Despite all the sanctions, Iran has managed to build a distinctive national innovation system, leading among Central and South Asian countries (it gives in only to India) and among lower-middleincome countries (it gives in only to India and Vietnam) in terms of the innovation development index. Iran has the ability to independently develop or borrow critical technologies from various sources, taking advantage of its favorable geographical location, oil revenues, and the growing level of education of its population.

Conclusion

We have studied the national innovation systems of four countries: China, the United Kingdom, the USA and Iran. If the USA and the United Kingdom are characterized by a stable and developed NIS with a long history, Iran and China can be classified as developing innovation systems, although they demonstrate significant success.

One of the main prerequisites for the development of innovation systems in Iran and China can be considered a truly long-term higher education policy, which, combined with population growth, has led to a significant increase in access to higher education. Under such conditions, creating one’s own science and engineering schools is inevitable. Education and science play a significant role in national innovation policy in the USA and the United Kingdom. On the one hand, this is confirmed by the dominance of British and American universities in world rankings, and on the other hand, by the understanding of the need to invest in R&D (in the USA this indicator is more than 1.4 times higher than in China; the UK plans to increase its indicator by 40% by 2027 compared with 2020). It confirms the importance of the premise related to education and science for the sustainable development of the NIS.

An equally important factor is the focus on the development of market infrastructure. However, there is a discrepancy between the experience of China and Iran. Due to the smaller size of the domestic market and limited access to the international market, Iran is forced to pursue a more centralized innovation policy to solve key economic and military-political problems. At the same time, China, due to its access to advanced technologies and global markets, was able to use a market-oriented mechanism to create an innovation system that not only competes on an equal footing with innovation systems of the West, but also poses a threat to them, moving from copying to developing its own innovative technologies.

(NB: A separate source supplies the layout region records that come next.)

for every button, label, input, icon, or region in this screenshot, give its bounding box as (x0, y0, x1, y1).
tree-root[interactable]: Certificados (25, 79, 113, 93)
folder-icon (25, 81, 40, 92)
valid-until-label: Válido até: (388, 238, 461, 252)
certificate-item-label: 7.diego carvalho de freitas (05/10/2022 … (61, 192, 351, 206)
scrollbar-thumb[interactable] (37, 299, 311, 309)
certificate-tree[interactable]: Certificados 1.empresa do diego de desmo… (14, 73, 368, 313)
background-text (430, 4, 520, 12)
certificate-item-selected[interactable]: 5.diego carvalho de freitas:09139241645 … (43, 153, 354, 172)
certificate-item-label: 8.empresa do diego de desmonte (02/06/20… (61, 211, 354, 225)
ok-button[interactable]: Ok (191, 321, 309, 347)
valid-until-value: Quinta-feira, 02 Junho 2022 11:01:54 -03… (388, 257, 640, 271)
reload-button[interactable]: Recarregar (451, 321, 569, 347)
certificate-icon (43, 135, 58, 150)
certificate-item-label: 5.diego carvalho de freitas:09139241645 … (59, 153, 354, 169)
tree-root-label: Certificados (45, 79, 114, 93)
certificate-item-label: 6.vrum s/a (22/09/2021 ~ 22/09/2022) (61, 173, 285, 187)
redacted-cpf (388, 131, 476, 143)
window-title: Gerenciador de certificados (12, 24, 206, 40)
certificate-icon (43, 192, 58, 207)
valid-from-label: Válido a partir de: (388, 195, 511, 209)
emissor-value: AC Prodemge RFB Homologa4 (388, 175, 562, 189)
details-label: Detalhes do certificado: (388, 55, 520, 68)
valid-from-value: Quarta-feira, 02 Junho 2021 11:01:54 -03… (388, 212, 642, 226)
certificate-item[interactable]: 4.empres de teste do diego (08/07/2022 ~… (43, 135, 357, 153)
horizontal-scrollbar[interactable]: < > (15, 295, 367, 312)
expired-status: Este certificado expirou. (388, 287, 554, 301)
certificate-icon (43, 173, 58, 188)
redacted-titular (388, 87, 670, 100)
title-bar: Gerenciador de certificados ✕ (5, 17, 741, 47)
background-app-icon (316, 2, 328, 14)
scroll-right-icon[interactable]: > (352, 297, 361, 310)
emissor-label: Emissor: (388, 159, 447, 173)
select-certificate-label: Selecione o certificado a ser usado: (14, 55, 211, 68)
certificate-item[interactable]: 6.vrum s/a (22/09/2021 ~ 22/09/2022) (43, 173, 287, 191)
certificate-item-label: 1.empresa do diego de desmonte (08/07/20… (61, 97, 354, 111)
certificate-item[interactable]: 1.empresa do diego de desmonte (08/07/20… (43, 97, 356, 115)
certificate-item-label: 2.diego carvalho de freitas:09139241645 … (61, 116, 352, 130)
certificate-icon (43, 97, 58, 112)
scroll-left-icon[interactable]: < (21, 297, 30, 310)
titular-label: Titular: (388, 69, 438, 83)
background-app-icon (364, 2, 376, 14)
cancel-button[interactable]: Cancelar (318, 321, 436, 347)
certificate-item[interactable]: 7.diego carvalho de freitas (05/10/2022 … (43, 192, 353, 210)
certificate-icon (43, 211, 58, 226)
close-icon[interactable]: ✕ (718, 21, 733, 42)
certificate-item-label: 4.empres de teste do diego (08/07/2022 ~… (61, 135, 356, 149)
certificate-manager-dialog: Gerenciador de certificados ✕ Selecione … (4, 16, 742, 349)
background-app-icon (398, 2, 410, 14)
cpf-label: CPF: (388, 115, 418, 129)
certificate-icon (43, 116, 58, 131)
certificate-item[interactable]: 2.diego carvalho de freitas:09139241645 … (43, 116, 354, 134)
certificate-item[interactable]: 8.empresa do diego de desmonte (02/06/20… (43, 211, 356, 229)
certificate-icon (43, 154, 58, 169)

Success in developing market infra-structure is directly related to mechanisms of increasing returns, which are fully used by the USA, the UK and China, integrated into the still global system of division of labor. Iran’s opportunities here are severely limited; they face serious sanctioning opposition from Western countries.

Iran’s NIS is just at the initial stage of forming an entrepreneurial initiative in the field of innovation mainly due to the sanctions policy against the republic, which significantly increases the costs associated with innovation activities. In contrast, the innovation systems of China, the USA and the United Kingdom can be considered far ahead on this criterion.

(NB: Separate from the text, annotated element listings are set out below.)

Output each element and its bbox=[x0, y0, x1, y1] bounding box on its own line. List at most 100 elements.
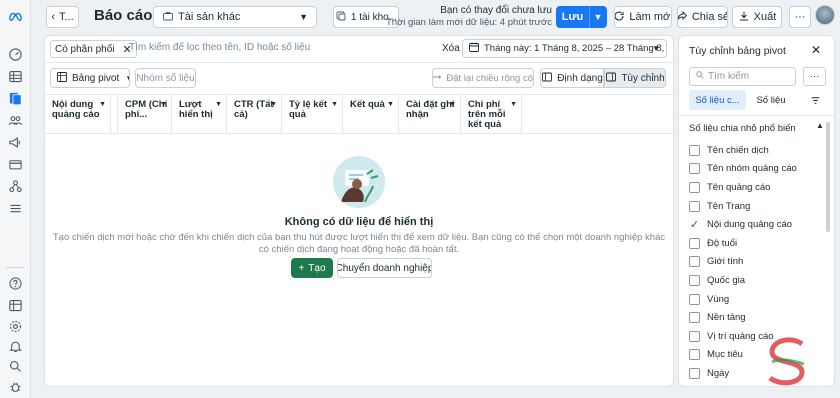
save-button[interactable]: Lưu bbox=[556, 6, 589, 28]
column-header[interactable]: CTR (Tất cả) ▼ bbox=[226, 95, 281, 134]
account-select[interactable]: Tài sản khác ▼ bbox=[153, 6, 317, 28]
reports-icon[interactable] bbox=[6, 89, 25, 108]
customize-button[interactable]: Tùy chỉnh bbox=[604, 68, 666, 88]
column-header[interactable]: Cài đặt ghi nhận ▼ bbox=[398, 95, 460, 134]
date-range-label: Tháng này: 1 Tháng 8, 2025 – 28 Tháng 8,… bbox=[484, 43, 666, 54]
column-header[interactable]: Chi phí trên mỗi kết quả ▼ bbox=[460, 95, 522, 134]
filter-sort-icon[interactable] bbox=[805, 90, 825, 110]
breakdown-option[interactable]: Tên nhóm quảng cáo bbox=[689, 160, 827, 179]
breakdown-option-label: Tên quảng cáo bbox=[707, 181, 771, 193]
help-icon[interactable] bbox=[6, 274, 25, 293]
checkbox[interactable] bbox=[689, 144, 700, 156]
caret-down-icon[interactable]: ▼ bbox=[270, 100, 277, 110]
date-range-picker[interactable]: Tháng này: 1 Tháng 8, 2025 – 28 Tháng 8,… bbox=[462, 39, 667, 58]
tab-metrics[interactable]: Số liệu bbox=[751, 90, 791, 110]
column-header[interactable]: CPM (Chi phí... ▼ bbox=[117, 95, 171, 134]
checkbox[interactable] bbox=[689, 367, 700, 379]
breakdown-option[interactable]: Tên chiến dịch bbox=[689, 141, 827, 160]
search-icon bbox=[695, 70, 708, 83]
breakdown-option[interactable]: Quốc gia bbox=[689, 271, 827, 290]
top-bar: ‹ T... Báo cáo c Tài sản khác ▼ 1 tài kh… bbox=[31, 0, 840, 34]
panel-search-input[interactable]: Tìm kiếm bbox=[689, 67, 796, 86]
settings-gear-icon[interactable] bbox=[6, 317, 25, 336]
caret-down-icon[interactable]: ▼ bbox=[449, 100, 456, 110]
caret-down-icon[interactable]: ▼ bbox=[99, 100, 106, 110]
refresh-icon bbox=[615, 10, 629, 25]
checkmark-icon[interactable]: ✓ bbox=[689, 219, 700, 231]
search-icon[interactable] bbox=[6, 357, 25, 376]
megaphone-icon[interactable] bbox=[6, 133, 25, 152]
caret-down-icon[interactable]: ▼ bbox=[510, 100, 517, 110]
create-label: Tạo bbox=[308, 262, 326, 274]
menu-icon[interactable] bbox=[6, 199, 25, 218]
breakdown-option[interactable]: Giới tính bbox=[689, 253, 827, 272]
pivot-table-dropdown[interactable]: Bảng pivot ▼ bbox=[50, 68, 130, 88]
checkbox[interactable] bbox=[689, 349, 700, 361]
column-header[interactable]: Tỷ lệ kết quả ▼ bbox=[281, 95, 342, 134]
checkbox[interactable] bbox=[689, 274, 700, 286]
notifications-bell-icon[interactable] bbox=[6, 337, 25, 356]
breakdown-option-label: Nội dung quảng cáo bbox=[707, 219, 793, 231]
table-icon[interactable] bbox=[6, 296, 25, 315]
create-button[interactable]: + Tạo bbox=[291, 258, 333, 278]
checkbox[interactable] bbox=[689, 163, 700, 175]
checkbox[interactable] bbox=[689, 293, 700, 305]
report-toolbar: Bảng pivot ▼ Nhóm số liệu Đặt lại chiều … bbox=[45, 63, 673, 93]
left-nav-rail bbox=[0, 0, 31, 398]
column-header[interactable]: Kết quả ▼ bbox=[342, 95, 398, 134]
breakdown-option[interactable]: ✓ Nội dung quảng cáo bbox=[689, 215, 827, 234]
delivery-filter-chip[interactable]: Có phân phối ✕ bbox=[50, 40, 137, 58]
audiences-icon[interactable] bbox=[6, 111, 25, 130]
bug-report-icon[interactable] bbox=[6, 377, 25, 396]
rail-divider bbox=[6, 267, 25, 268]
caret-down-icon[interactable]: ▼ bbox=[387, 100, 394, 110]
filter-search-input[interactable] bbox=[129, 42, 429, 53]
meta-logo-icon[interactable] bbox=[6, 7, 25, 26]
share-button[interactable]: Chia sẻ bbox=[677, 6, 728, 28]
breakdown-option-label: Giới tính bbox=[707, 256, 744, 268]
breakdown-option-label: Tên nhóm quảng cáo bbox=[707, 163, 797, 175]
events-manager-icon[interactable] bbox=[6, 177, 25, 196]
export-button[interactable]: Xuất bbox=[732, 6, 782, 28]
breakdown-option-label: Tên chiến dịch bbox=[707, 144, 769, 156]
back-button[interactable]: ‹ T... bbox=[46, 6, 79, 28]
checkbox[interactable] bbox=[689, 181, 700, 193]
panel-more-button[interactable]: ··· bbox=[803, 67, 826, 86]
checkbox[interactable] bbox=[689, 256, 700, 268]
breakdown-option[interactable]: Nền tảng bbox=[689, 308, 827, 327]
customize-panel-icon bbox=[605, 71, 621, 86]
caret-down-icon[interactable]: ▼ bbox=[160, 100, 167, 110]
tab-breakdowns[interactable]: Số liệu c... bbox=[689, 90, 746, 110]
breakdown-option[interactable]: Tên Trang bbox=[689, 197, 827, 216]
breakdown-option[interactable]: Tên quảng cáo bbox=[689, 178, 827, 197]
breakdown-option[interactable]: Vùng bbox=[689, 290, 827, 309]
format-button[interactable]: Định dạng bbox=[540, 68, 604, 88]
column-resize-handle[interactable] bbox=[110, 95, 117, 134]
chevron-up-icon[interactable]: ▲ bbox=[816, 121, 824, 130]
account-select-value: Tài sản khác bbox=[178, 11, 241, 23]
close-icon[interactable]: ✕ bbox=[811, 43, 821, 57]
reset-column-width-button[interactable]: Đặt lại chiều rộng cột bbox=[432, 68, 534, 88]
breakdown-option[interactable]: Độ tuổi bbox=[689, 234, 827, 253]
caret-down-icon: ▼ bbox=[652, 44, 660, 53]
dashboard-icon[interactable] bbox=[6, 45, 25, 64]
switch-business-button[interactable]: Chuyển doanh nghiệp bbox=[337, 258, 432, 278]
refresh-button[interactable]: Làm mới bbox=[614, 6, 672, 28]
column-header[interactable]: Nội dung quảng cáo ▼ bbox=[45, 95, 110, 134]
checkbox[interactable] bbox=[689, 237, 700, 249]
caret-down-icon[interactable]: ▼ bbox=[331, 100, 338, 110]
group-metrics-button[interactable]: Nhóm số liệu bbox=[135, 68, 196, 88]
caret-down-icon[interactable]: ▼ bbox=[215, 100, 222, 110]
empty-state-illustration bbox=[333, 156, 385, 208]
column-header[interactable]: Lượt hiển thị ▼ bbox=[171, 95, 226, 134]
checkbox[interactable] bbox=[689, 312, 700, 324]
more-options-button[interactable]: ··· bbox=[789, 6, 811, 28]
unsaved-changes-text: Bạn có thay đổi chưa lưu bbox=[440, 5, 552, 16]
checkbox[interactable] bbox=[689, 330, 700, 342]
checkbox[interactable] bbox=[689, 200, 700, 212]
avatar[interactable] bbox=[815, 5, 835, 25]
table-icon[interactable] bbox=[6, 67, 25, 86]
clear-filters-link[interactable]: Xóa bbox=[442, 43, 460, 54]
billing-card-icon[interactable] bbox=[6, 155, 25, 174]
save-dropdown-chevron-icon[interactable]: ▼ bbox=[589, 6, 607, 28]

Still, the main difference between the innovative systems under consideration lies in the way of achieving political and economic stability. Whereas in the United States and Britain stability is achieved through strong democratic institutions, as well as the protection of property rights and the independence of the judiciary, China achieves stability through the leadership of the Communist Party, balancing the interests of large entrepreneurs, elite groups and the general population by legitimizing its efforts with economic success. Describing the mechanisms contributing to Iran’s relative stability is the most challenging task, as it implies considering cultural and religious values combined with the intertwining of divergent national interests.

The combination of institutions that promote political stability and the development of a market economy is necessary for developing the NIS. The obtained conclusions of the study, including our identified prerequisites for the NIS development in the four countries, make us think about how the Russian innovation system is developing. Further research in this area can be directed to the development of specific recommendations in the sphere of domestic innovation policy, including those based on the world’s best practices.